The £35m Hepworth Wakefield gallery was established in 2011 at a time when the city, and the country, were facing the effects of one of the worst financial downturns in decades and the investment by Wakefield Council was in many ways a leap of faith. Now the gallery, made up of ten grey trapezoidal boxes housing its impressive permanent collection of 20th-century art, is a major feature for the city and a draw for tourists from around the country and abroad.

Named after Barbara Hepworth, who was born in the city, the gallery has at its heart a large number of pieces by herself as well as selected sculptures by Henry Moore, who also grew up in Wakefield. In 2016 Hepworth Wakefield recorded a 21 per cent increase in visitor numbers, launched a sculpture prize and announced plans for a new riverside gallery garden, featured in Advisor last month.

“2016 has truly seen The Hepworth Wakefield go from strength to strength, cementing Yorkshire’s place as the home of British sculpture. The Hepworth serves it local community with unfailing flair and dedication… It’s the museum everyone would dream of having on their doorstep,” said Art Fund director and chair of judges, Stephen Deuchar. “Hepworth Wakefield has been a powerful force of energy from the moment it opened in 2011 and has kept growing in reach and impact ever since.”

Simon Wallis, Director of The Hepworth Wakefield, said he felt something very special was happening in the gallery’s part of Yorkshire as it now has two Museums of the Year with its near neighbour Yorkshire Sculpture Park, just seven miles away, winning the 2014 prize.

“We are absolutely delighted to have won this wonderful accolade. It’s a great honour that our work throughout our fifth anniversary year has been rewarded by becoming Art Fund Museum of the Year 2017,” he said. “Thank you to all the judges and the Art Fund, which has long supported our ambitious collecting policy in Wakefield. And a particular thanks to our major investors the Arts Council and the originator of The Hepworth Wakefield – Wakefield Council – led by Cllr Peter Box. We’ve benefitted from a close working relationship with a local authority that thoroughly understands and supports the value and power of culture in transforming the quality of people’s lives in the Wakefield district.”

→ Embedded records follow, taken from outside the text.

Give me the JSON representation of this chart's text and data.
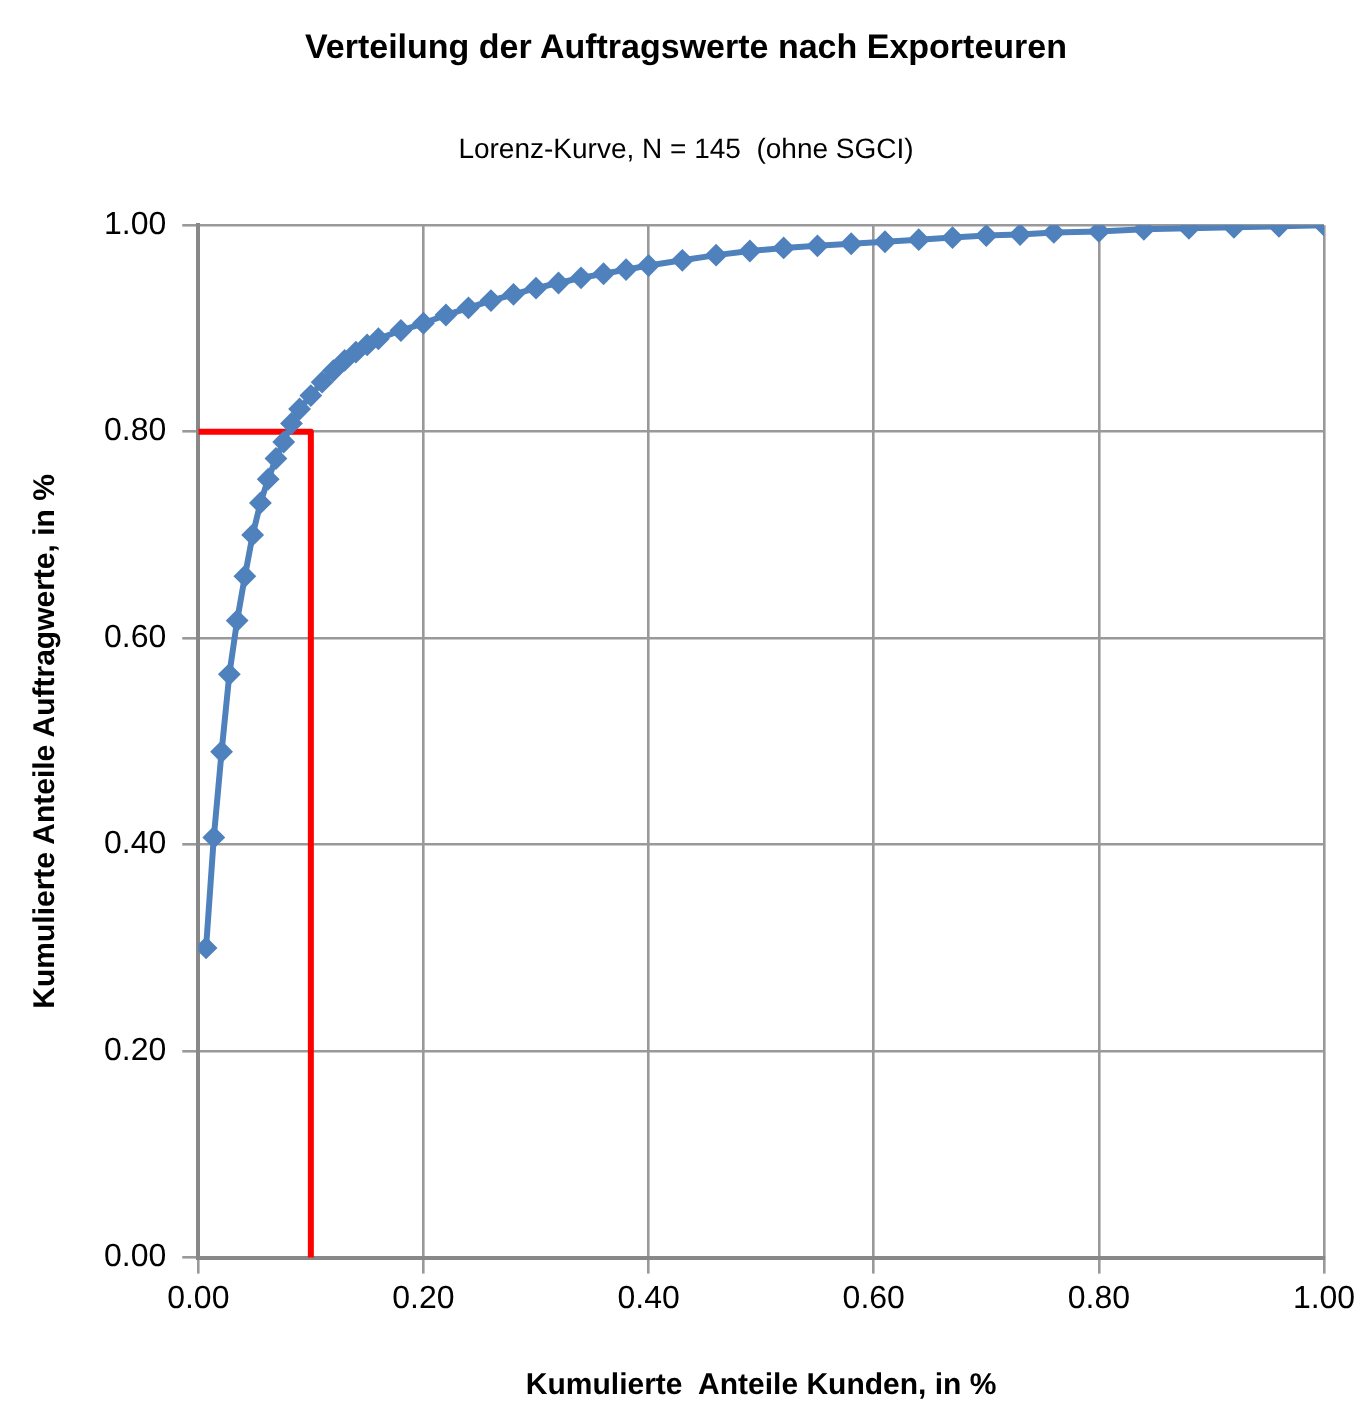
{
  "chart_data": {
    "type": "line",
    "title": "Verteilung der Auftragswerte nach Exporteuren",
    "subtitle": "Lorenz-Kurve, N = 145  (ohne SGCI)",
    "xlabel": "Kumulierte  Anteile Kunden, in %",
    "ylabel": "Kumulierte Anteile Auftragwerte, in %",
    "xlim": [
      0,
      1
    ],
    "ylim": [
      0,
      1
    ],
    "xticks": [
      {
        "value": 0,
        "label": "0.00"
      },
      {
        "value": 0.2,
        "label": "0.20"
      },
      {
        "value": 0.4,
        "label": "0.40"
      },
      {
        "value": 0.6,
        "label": "0.60"
      },
      {
        "value": 0.8,
        "label": "0.80"
      },
      {
        "value": 1,
        "label": "1.00"
      }
    ],
    "yticks": [
      {
        "value": 0,
        "label": "0.00"
      },
      {
        "value": 0.2,
        "label": "0.20"
      },
      {
        "value": 0.4,
        "label": "0.40"
      },
      {
        "value": 0.6,
        "label": "0.60"
      },
      {
        "value": 0.8,
        "label": "0.80"
      },
      {
        "value": 1,
        "label": "1.00"
      }
    ],
    "grid": true,
    "legend": false,
    "series": [
      {
        "color": "#4f81bd",
        "marker": "diamond",
        "x": [
          0.0069,
          0.0138,
          0.0207,
          0.0276,
          0.0345,
          0.0414,
          0.0483,
          0.0552,
          0.0621,
          0.069,
          0.0759,
          0.0828,
          0.09,
          0.1,
          0.11,
          0.12,
          0.13,
          0.14,
          0.15,
          0.16,
          0.18,
          0.2,
          0.22,
          0.24,
          0.26,
          0.28,
          0.3,
          0.32,
          0.34,
          0.36,
          0.38,
          0.4,
          0.43,
          0.46,
          0.49,
          0.52,
          0.55,
          0.58,
          0.61,
          0.64,
          0.67,
          0.7,
          0.73,
          0.76,
          0.8,
          0.84,
          0.88,
          0.92,
          0.96,
          1
        ],
        "values": [
          0.3,
          0.407,
          0.49,
          0.565,
          0.617,
          0.66,
          0.7,
          0.731,
          0.754,
          0.774,
          0.79,
          0.808,
          0.822,
          0.835,
          0.848,
          0.859,
          0.869,
          0.877,
          0.884,
          0.89,
          0.898,
          0.905,
          0.913,
          0.92,
          0.927,
          0.933,
          0.939,
          0.944,
          0.949,
          0.953,
          0.957,
          0.961,
          0.966,
          0.971,
          0.975,
          0.978,
          0.98,
          0.982,
          0.984,
          0.986,
          0.988,
          0.99,
          0.991,
          0.993,
          0.994,
          0.996,
          0.997,
          0.998,
          0.999,
          1
        ]
      },
      {
        "type": "line",
        "color": "#ff0000",
        "marker": "none",
        "x": [
          0,
          0.1,
          0.1
        ],
        "values": [
          0.8,
          0.8,
          0
        ]
      }
    ]
  }
}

Plans for a new landscaped garden, designed by leading garden designer Tom Stuart-Smith, emphasise the ambition of the gallery and will create one of the largest free public gardens in the UK and will enhance the gallery’s riverside setting. The Hepworth is also planning future collaboration with partners in what is known as the Yorkshire Sculpture Triangle – Henry Moore Institute, Leeds Art Gallery and Yorkshire Sculpture Park.